El sábado al mediodía, tres autobuses salieron de las oficinas de Scully & Pershing con destino a algún lugar fuera de la ciudad. Llevaban a los ciento tres nuevos fichajes. Cada autobús iba bien provisto de todo tipo de bebidas y aperitivos, de manera que la gente se puso a trasegar sin parar. Tres horas más tarde, llegaron a un club náutico de los Hamptons. La primera fiesta se organizó en una carpa cerca de Montauk Beach. La cena tuvo lugar en otra carpa situada en los jardines del hotel. La segunda y última fiesta se celebró en la mansión de uno de los descendientes del Scully fundador.

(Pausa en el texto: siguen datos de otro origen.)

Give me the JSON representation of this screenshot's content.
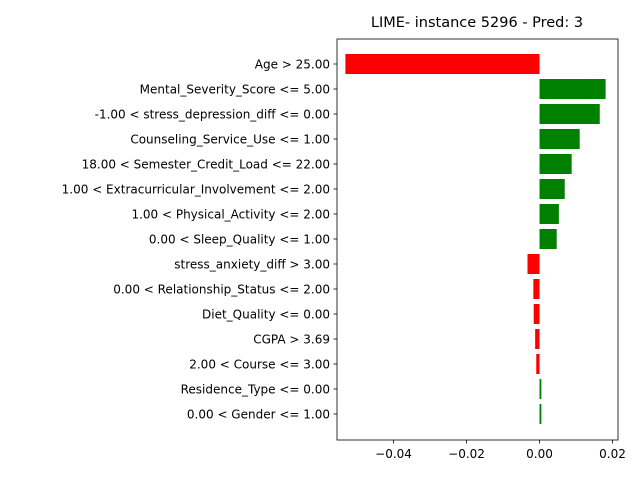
{
  "chart_data": {
    "type": "bar",
    "orientation": "horizontal",
    "title": "LIME- instance 5296 - Pred: 3",
    "xlabel": "",
    "ylabel": "",
    "xlim": [
      -0.0555,
      0.0215
    ],
    "xticks": [
      -0.04,
      -0.02,
      0.0,
      0.02
    ],
    "xtick_labels": [
      "−0.04",
      "−0.02",
      "0.00",
      "0.02"
    ],
    "grid": false,
    "positive_color": "#008000",
    "negative_color": "#ff0000",
    "categories": [
      "Age > 25.00",
      "Mental_Severity_Score <= 5.00",
      "-1.00 < stress_depression_diff <= 0.00",
      "Counseling_Service_Use <= 1.00",
      "18.00 < Semester_Credit_Load <= 22.00",
      "1.00 < Extracurricular_Involvement <= 2.00",
      "1.00 < Physical_Activity <= 2.00",
      "0.00 < Sleep_Quality <= 1.00",
      "stress_anxiety_diff > 3.00",
      "0.00 < Relationship_Status <= 2.00",
      "Diet_Quality <= 0.00",
      "CGPA > 3.69",
      "2.00 < Course <= 3.00",
      "Residence_Type <= 0.00",
      "0.00 < Gender <= 1.00"
    ],
    "values": [
      -0.0532,
      0.0181,
      0.0165,
      0.011,
      0.0088,
      0.0069,
      0.0053,
      0.0047,
      -0.0033,
      -0.0017,
      -0.0016,
      -0.0012,
      -0.0009,
      0.0005,
      0.0005
    ]
  }
}
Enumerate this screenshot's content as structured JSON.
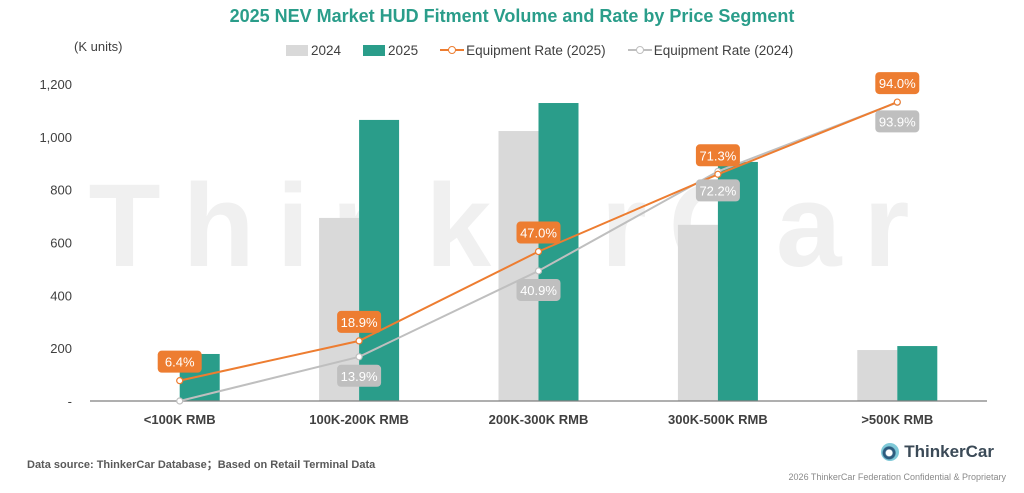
{
  "chart_data": {
    "type": "bar",
    "title": "2025 NEV Market HUD Fitment Volume and Rate by Price Segment",
    "ylabel": "(K units)",
    "xlabel": "",
    "ylim": [
      0,
      1200
    ],
    "yticks": [
      0,
      200,
      400,
      600,
      800,
      1000,
      1200
    ],
    "ytick_labels": [
      "-",
      "200",
      "400",
      "600",
      "800",
      "1,000",
      "1,200"
    ],
    "categories": [
      "<100K RMB",
      "100K-200K RMB",
      "200K-300K RMB",
      "300K-500K RMB",
      ">500K RMB"
    ],
    "series": [
      {
        "name": "2024",
        "type": "bar",
        "color": "#d9d9d9",
        "values": [
          0,
          693,
          1022,
          667,
          193
        ]
      },
      {
        "name": "2025",
        "type": "bar",
        "color": "#2a9d8a",
        "values": [
          178,
          1064,
          1128,
          905,
          208
        ]
      },
      {
        "name": "Equipment Rate (2025)",
        "type": "line",
        "axis": "secondary",
        "color": "#ed7d31",
        "values": [
          6.4,
          18.9,
          47.0,
          71.3,
          94.0
        ],
        "labels": [
          "6.4%",
          "18.9%",
          "47.0%",
          "71.3%",
          "94.0%"
        ]
      },
      {
        "name": "Equipment Rate (2024)",
        "type": "line",
        "axis": "secondary",
        "color": "#bfbfbf",
        "values": [
          0,
          13.9,
          40.9,
          72.2,
          93.9
        ],
        "labels": [
          "",
          "13.9%",
          "40.9%",
          "72.2%",
          "93.9%"
        ]
      }
    ],
    "secondary_ylim": [
      0,
      100
    ],
    "legend_position": "top-center",
    "grid": false,
    "watermark": "ThinkerCar"
  },
  "legend": {
    "items": [
      {
        "label": "2024"
      },
      {
        "label": "2025"
      },
      {
        "label": "Equipment Rate (2025)"
      },
      {
        "label": "Equipment Rate (2024)"
      }
    ]
  },
  "footer": {
    "source": "Data source: ThinkerCar Database；Based on Retail Terminal Data",
    "brand": "ThinkerCar",
    "copyright": "2026 ThinkerCar Federation Confidential & Proprietary"
  }
}
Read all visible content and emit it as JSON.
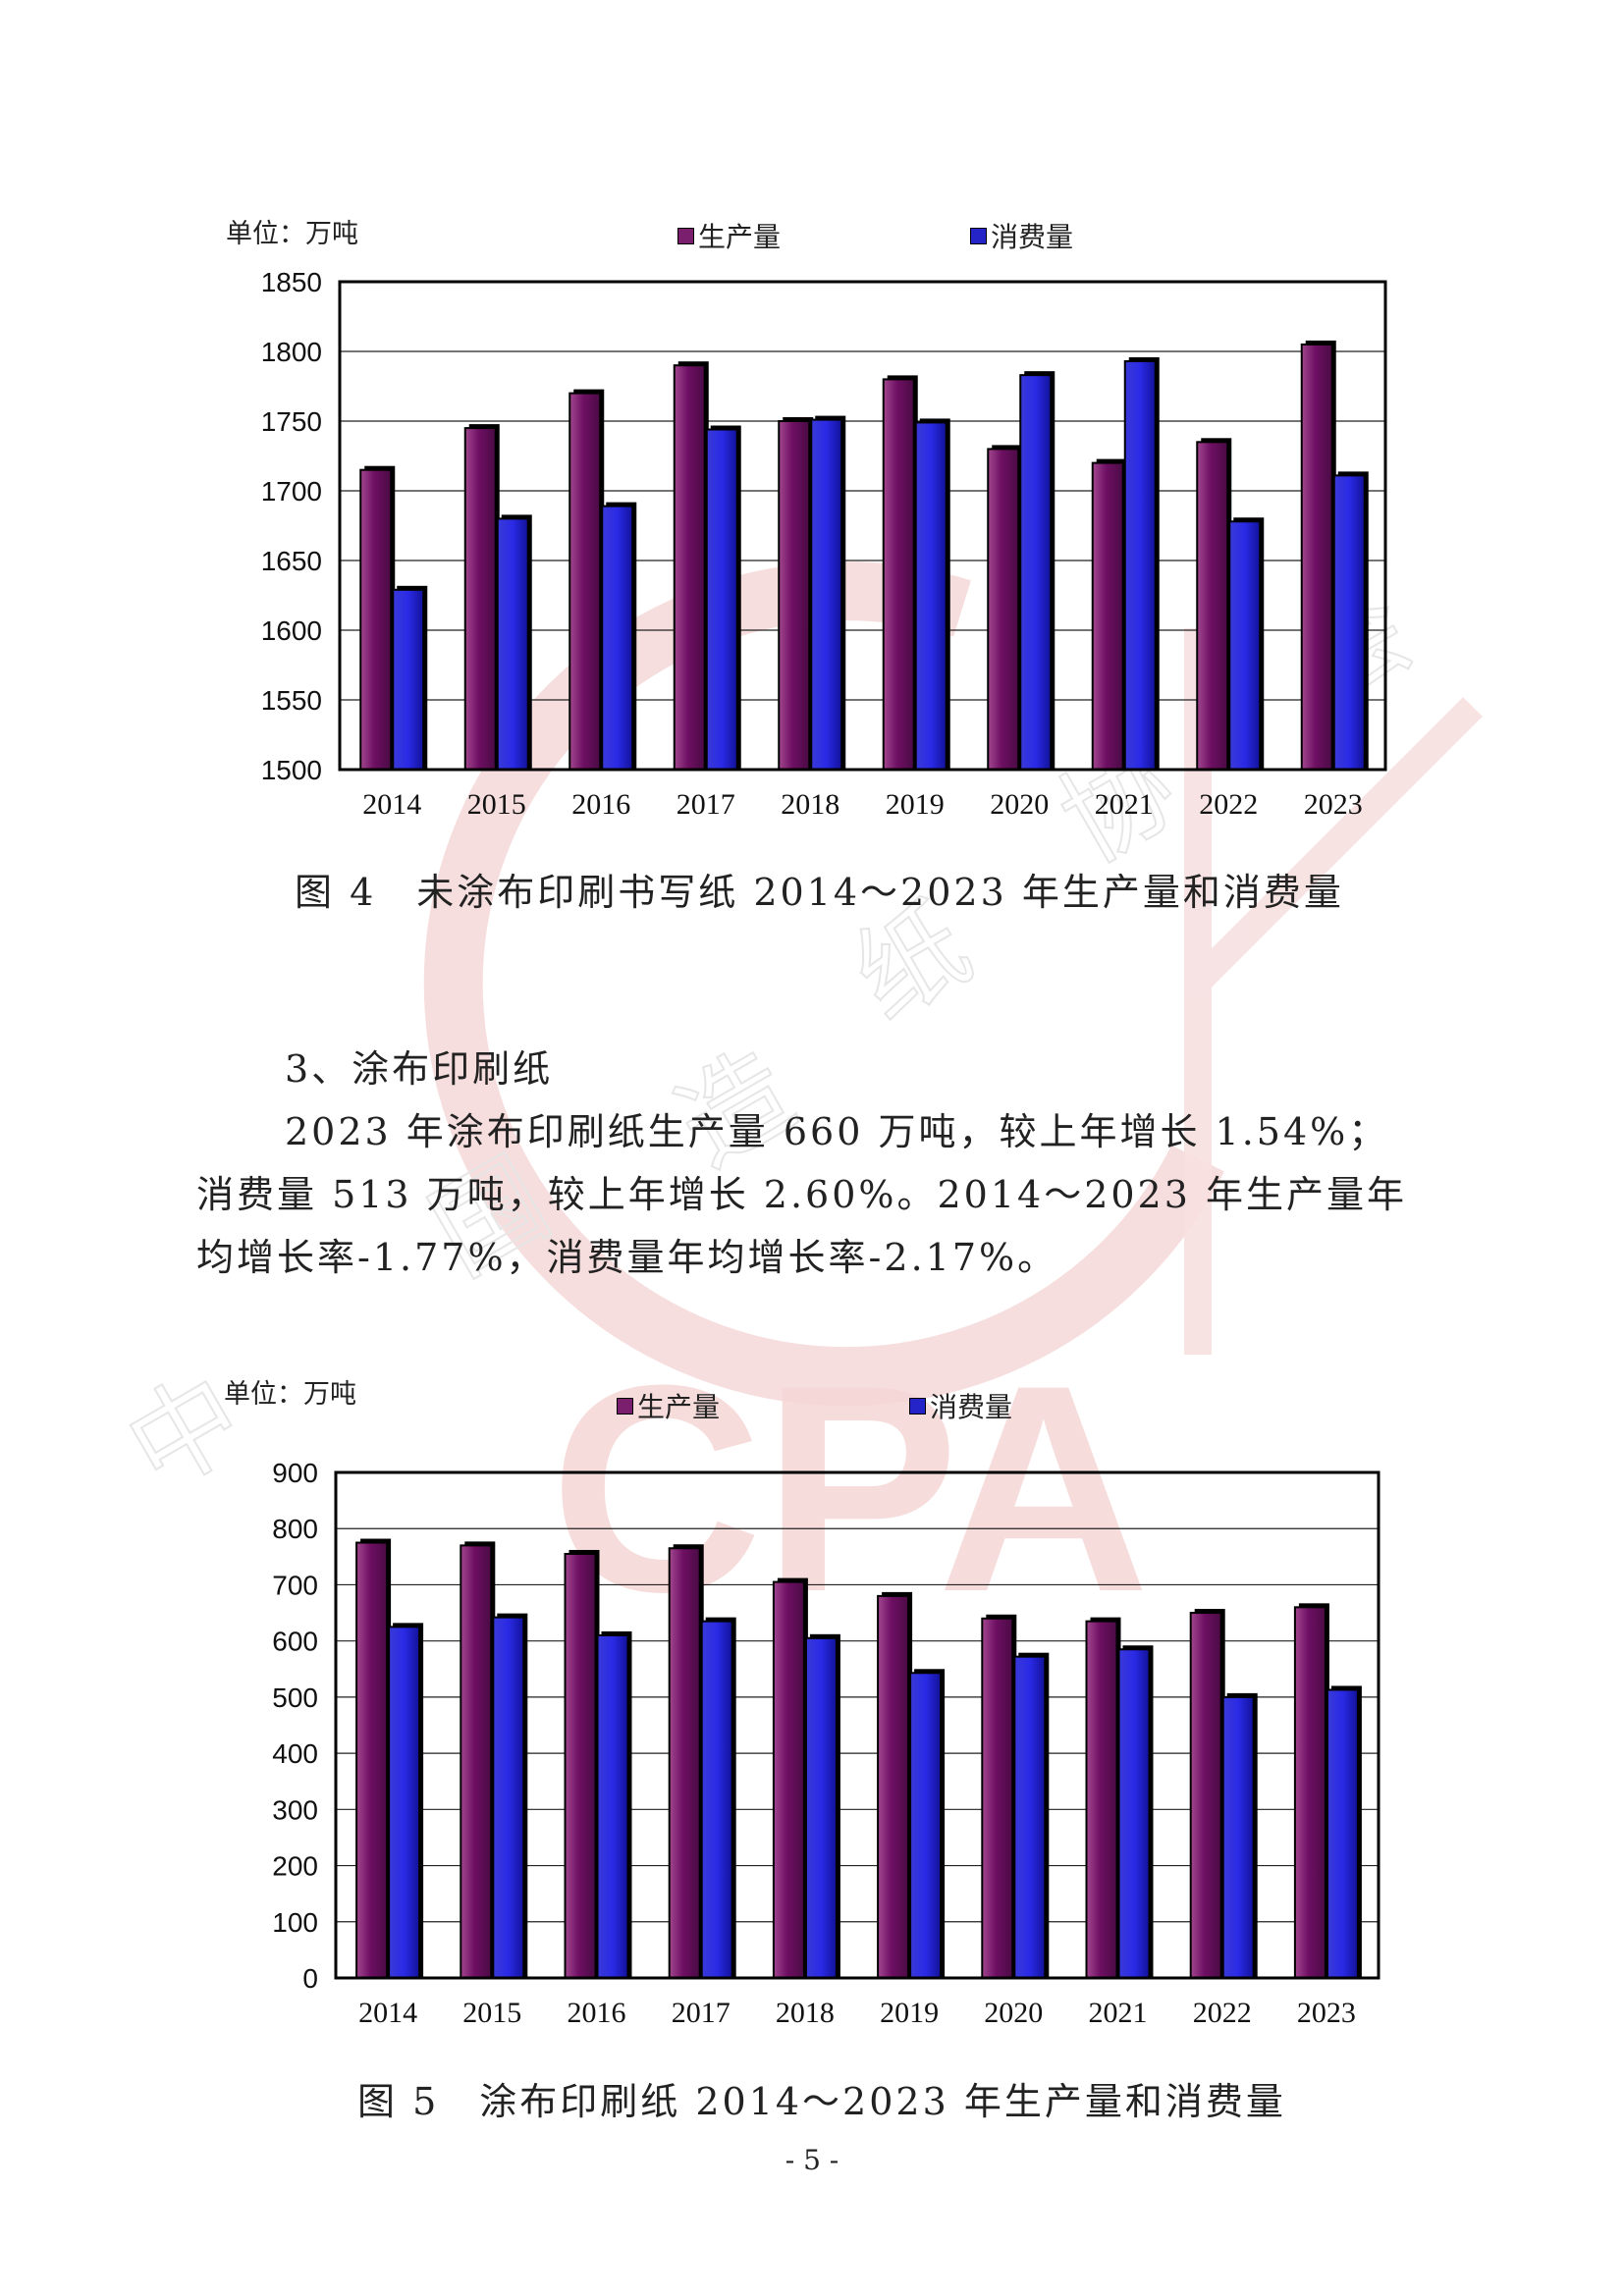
{
  "chart_data": [
    {
      "type": "bar",
      "unit_label": "单位：万吨",
      "categories": [
        "2014",
        "2015",
        "2016",
        "2017",
        "2018",
        "2019",
        "2020",
        "2021",
        "2022",
        "2023"
      ],
      "series": [
        {
          "name": "生产量",
          "values": [
            1715,
            1745,
            1770,
            1790,
            1750,
            1780,
            1730,
            1720,
            1735,
            1805
          ]
        },
        {
          "name": "消费量",
          "values": [
            1629,
            1680,
            1689,
            1744,
            1751,
            1749,
            1783,
            1793,
            1678,
            1711
          ]
        }
      ],
      "ylim": [
        1500,
        1850
      ],
      "yticks": [
        1500,
        1550,
        1600,
        1650,
        1700,
        1750,
        1800,
        1850
      ],
      "grid": true,
      "legend": "top",
      "caption": "图 4　未涂布印刷书写纸 2014～2023 年生产量和消费量"
    },
    {
      "type": "bar",
      "unit_label": "单位：万吨",
      "categories": [
        "2014",
        "2015",
        "2016",
        "2017",
        "2018",
        "2019",
        "2020",
        "2021",
        "2022",
        "2023"
      ],
      "series": [
        {
          "name": "生产量",
          "values": [
            775,
            770,
            755,
            765,
            705,
            680,
            640,
            635,
            650,
            660
          ]
        },
        {
          "name": "消费量",
          "values": [
            625,
            642,
            610,
            635,
            605,
            543,
            572,
            585,
            500,
            513
          ]
        }
      ],
      "ylim": [
        0,
        900
      ],
      "yticks": [
        0,
        100,
        200,
        300,
        400,
        500,
        600,
        700,
        800,
        900
      ],
      "grid": true,
      "legend": "top",
      "caption": "图 5　涂布印刷纸 2014～2023 年生产量和消费量"
    }
  ],
  "colors": {
    "production": "#7a1f6e",
    "consumption": "#2424c8",
    "watermark": "#f3d2d2"
  },
  "section": {
    "title": "3、涂布印刷纸",
    "lines": [
      "2023 年涂布印刷纸生产量 660 万吨，较上年增长 1.54%；",
      "消费量 513 万吨，较上年增长 2.60%。2014～2023 年生产量年",
      "均增长率-1.77%，消费量年均增长率-2.17%。"
    ]
  },
  "watermark": {
    "logo_text": "CPA",
    "chars": [
      "中",
      "国",
      "造",
      "纸",
      "协",
      "会"
    ]
  },
  "page_number": "- 5 -"
}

Aquella escapada tenía como fin romper el hielo y hacer que los nuevos reclutas se sintieran contentos de formar parte del equipo. Estuvieron presentes varios de los principales socios del bufete, que se emborracharon tanto como sus subordinados. La noche se prolongó hasta altas horas de la madrugada, y el despertar a la mañana siguiente no resultó especialmente agradable. Después de un brunch tempranero, acompañado de hectolitros de café, pasaron a un amplio salón para escuchar los consejos de los sabios de la casa sobre cómo alcanzar la cima del éxito. Unos cuantos socios retirados, viejas leyendas del bufete, contaron batallitas, chistes malos y ofrecieron su consejo. El ambiente era distendido y se aceptaban todo tipo de preguntas.

Cuando los viejos chivos se hubieron marchado, un plantel muy distinto siguió con las historias. Un afroamericano, una mujer blanca, un hispano y un coreano —todos ellos con categoría de socio— charlaron sobre el compromiso del bufete con los principios de igualdad y demás.

Más tarde, se sirvió una comida a base de gambas y ostras en una playa privada. Luego, volvieron a subir todos a los autobuses, que los devolvieron a Manhattan. Llegaron al anochecer, y los jóvenes y fatigados abogados se fueron a sus casas a dormir unas cuantas horas.

Para ellos, el concepto de «agotamiento» estaba a punto de cobrar un nuevo significado.